WW: So this technique allows you to be present in what’s going on around you, but also inside your own head.

SS: It’s a way of being. I get to be taken out of the crazy world around me, but I can still have one foot in it while working. In that way, it’s a balance.

WW: And is that out of necessity from the environment you’re often working in?

SS: Yes, because I’ve lived in collectives for most of my adult life. I have lived with anywhere between 5 and 24 people. When you get up into living with 7 to 20-something people, it’s just a lot of energy and chaos.

WW: So you’re making these pieces while you’re around a lot of other people, while things are going on around you.

SS: Yes. I like to keep my hands busy, and it steals my mind. In a way, each work is like a diary of my life, because it acts as my own personal side of things. When I look at [each part] I can pick out memories. Suddenly I remember the people that were around and the incidents and the conversations. That’s my own personal side, for the paintings. It’s not what everyone else sees.

WW: Some of the works in the show, though all untitled, feel like they are referencing nature, maybe your time spent in Alaska?

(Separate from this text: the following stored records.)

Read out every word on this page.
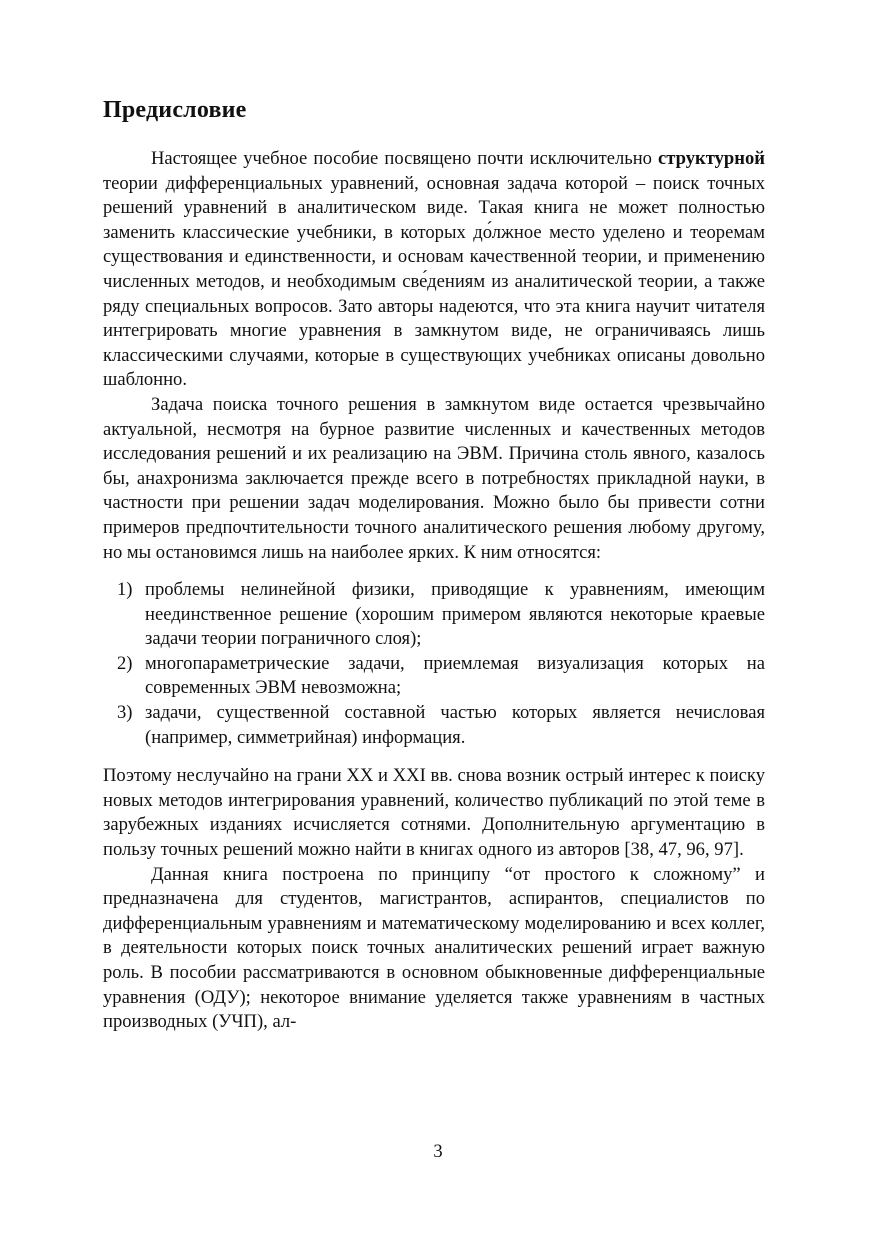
Предисловие

Настоящее учебное пособие посвящено почти исключительно структурной теории дифференциальных уравнений, основная задача которой – поиск точных решений уравнений в аналитическом виде. Такая книга не может полностью заменить классические учебники, в которых до́лжное место уделено и теоремам существования и единственности, и основам качественной теории, и применению численных методов, и необходимым све́дениям из аналитической теории, а также ряду специальных вопросов. Зато авторы надеются, что эта книга научит читателя интегрировать многие уравнения в замкнутом виде, не ограничиваясь лишь классическими случаями, которые в существующих учебниках описаны довольно шаблонно.

Задача поиска точного решения в замкнутом виде остается чрезвычайно актуальной, несмотря на бурное развитие численных и качественных методов исследования решений и их реализацию на ЭВМ. Причина столь явного, казалось бы, анахронизма заключается прежде всего в потребностях прикладной науки, в частности при решении задач моделирования. Можно было бы привести сотни примеров предпочтительности точного аналитического решения любому другому, но мы остановимся лишь на наиболее ярких. К ним относятся:

1) проблемы нелинейной физики, приводящие к уравнениям, имеющим неединственное решение (хорошим примером являются некоторые краевые задачи теории пограничного слоя);
2) многопараметрические задачи, приемлемая визуализация которых на современных ЭВМ невозможна;
3) задачи, существенной составной частью которых является нечисловая (например, симметрийная) информация.

Поэтому неслучайно на грани XX и XXI вв. снова возник острый интерес к поиску новых методов интегрирования уравнений, количество публикаций по этой теме в зарубежных изданиях исчисляется сотнями. Дополнительную аргументацию в пользу точных решений можно найти в книгах одного из авторов [38, 47, 96, 97].

Данная книга построена по принципу “от простого к сложному” и предназначена для студентов, магистрантов, аспирантов, специалистов по дифференциальным уравнениям и математическому моделированию и всех коллег, в деятельности которых поиск точных аналитических решений играет важную роль. В пособии рассматриваются в основном обыкновенные дифференциальные уравнения (ОДУ); некоторое внимание уделяется также уравнениям в частных производных (УЧП), ал-

3
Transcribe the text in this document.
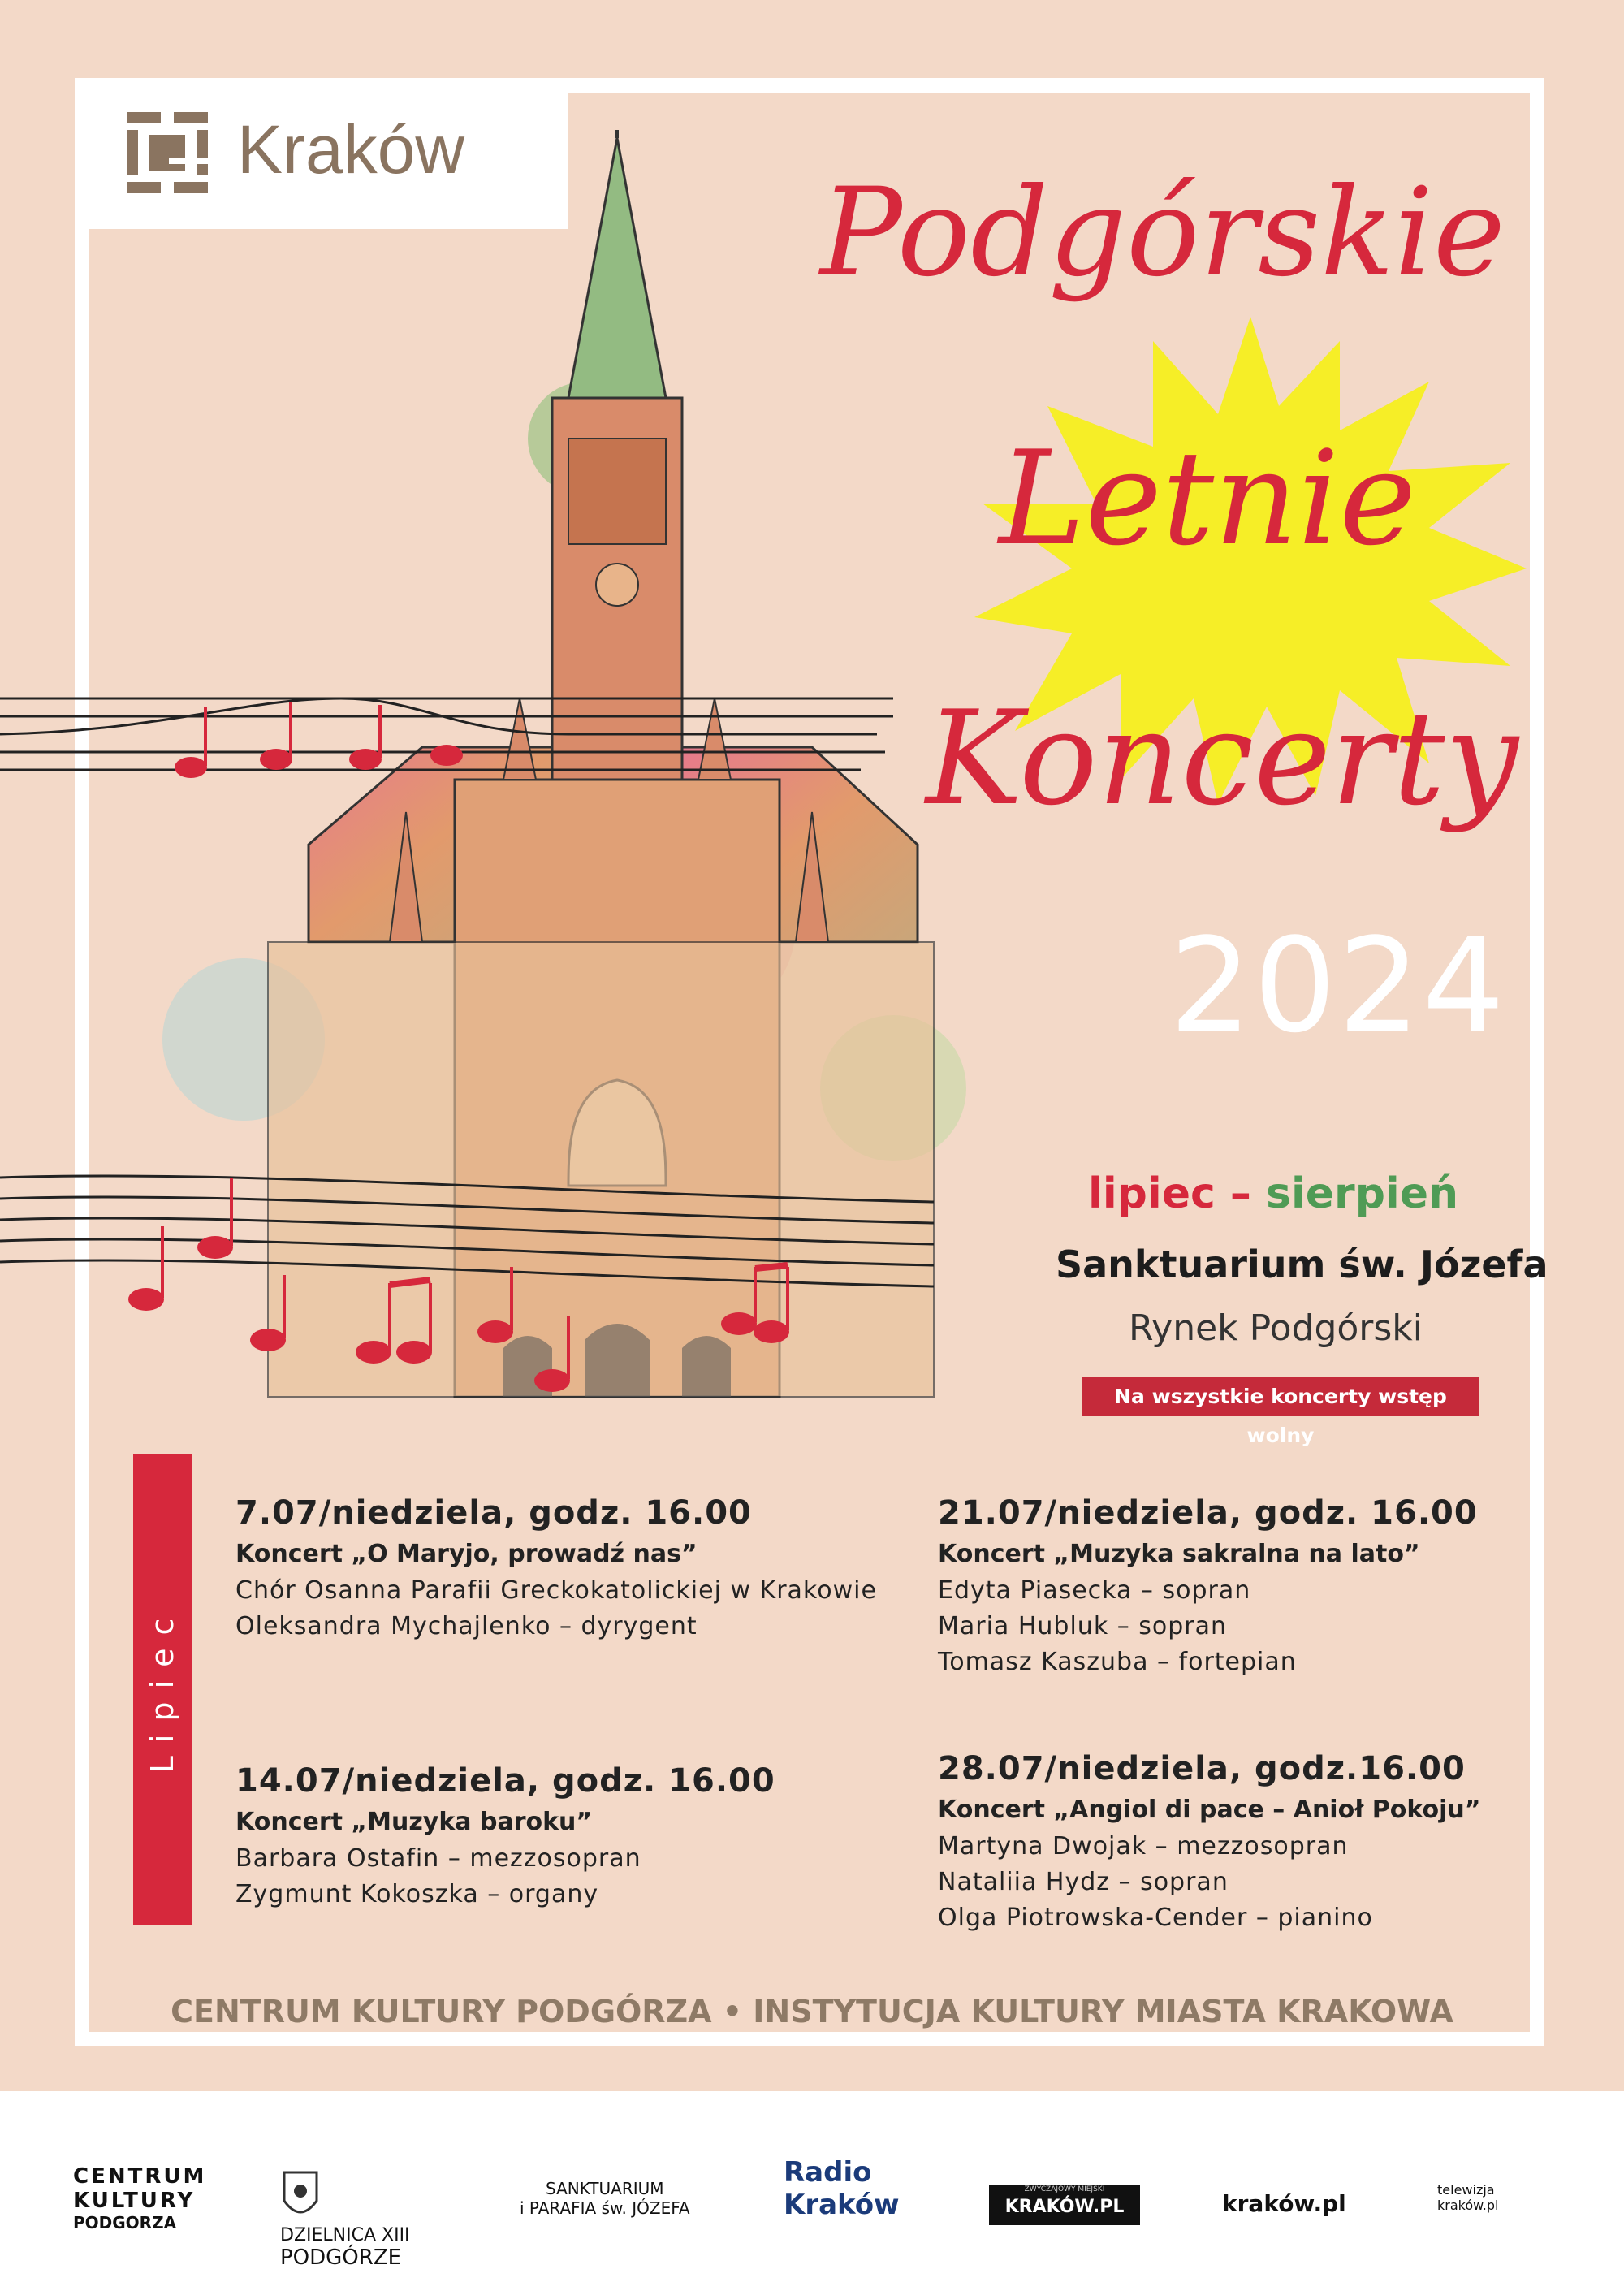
Kraków
Podgórskie
Letnie
Koncerty
2024
lipiec – sierpień
Sanktuarium św. Józefa
Rynek Podgórski
Na wszystkie koncerty wstęp wolny
Lipiec
7.07/niedziela, godz. 16.00
Koncert „O Maryjo, prowadź nas”
Chór Osanna Parafii Greckokatolickiej w Krakowie
Oleksandra Mychajlenko – dyrygent
14.07/niedziela, godz. 16.00
Koncert „Muzyka baroku”
Barbara Ostafin – mezzosopran
Zygmunt Kokoszka – organy
21.07/niedziela, godz. 16.00
Koncert „Muzyka sakralna na lato”
Edyta Piasecka – sopran
Maria Hubluk – sopran
Tomasz Kaszuba – fortepian
28.07/niedziela, godz.16.00
Koncert „Angiol di pace – Anioł Pokoju”
Martyna Dwojak – mezzosopran
Nataliia Hydz – sopran
Olga Piotrowska-Cender – pianino
CENTRUM KULTURY PODGÓRZA • INSTYTUCJA KULTURY MIASTA KRAKOWA
CENTRUM
KULTURY
PODGORZA
DZIELNICA XIII
PODGÓRZE
SANKTUARIUM
i PARAFIA św. JÓZEFA
Radio
Kraków	ZWYCZAJOWY MIEJSKI
KRAKÓW.PL	kraków.pl
telewizja
kraków.pl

SS: I don’t plan for any image to be in it, but what happens is that eventually, it turns out that way.  I like to try to have as many different possible images pop out. That’s how I know, “Oh, this one’s done.” Because I’m satisfied with the amount of reading that I’m getting off of it. Like, “Okay, this is a fun puzzle.”

WW: Can you tell us about the beaded sculpture work that is also on view?

SS: Anywhere I go, whether I’m going to the hair store, the 99-cent store, I’m always looking for beads. You’ll find different colors in different places in the world. I’m not always hauling paint around, but I can be beading anywhere. I can bead in bed. I bead on the plane. I’ve been beading forever, all my life. When I first got into using beads, I was doing long DNA strips, making the beads look like DNA coils. I was thinking about how all this pollution with plastic is in our DNA now. But there’s also the imprint of colonialism and getting the raw deal in our DNA.

Beads are fascinating to me. As a child, when you learn really simple history, like, “This group of people traded all this land and this mountain for some glass beads,” we think, “Huh? Are you crazy?” But, I mean, people in the future will look back at us and think, “Wow, you traded your privacy for the ability to keep an app?” It’s really about the value that gets put on things. It’s also about the craftsmanship that comes out of beadwork, and about beads being a vehicle for prayer. I like the question that challenges what beads are.

“Invisible Woman” is on view through February 6.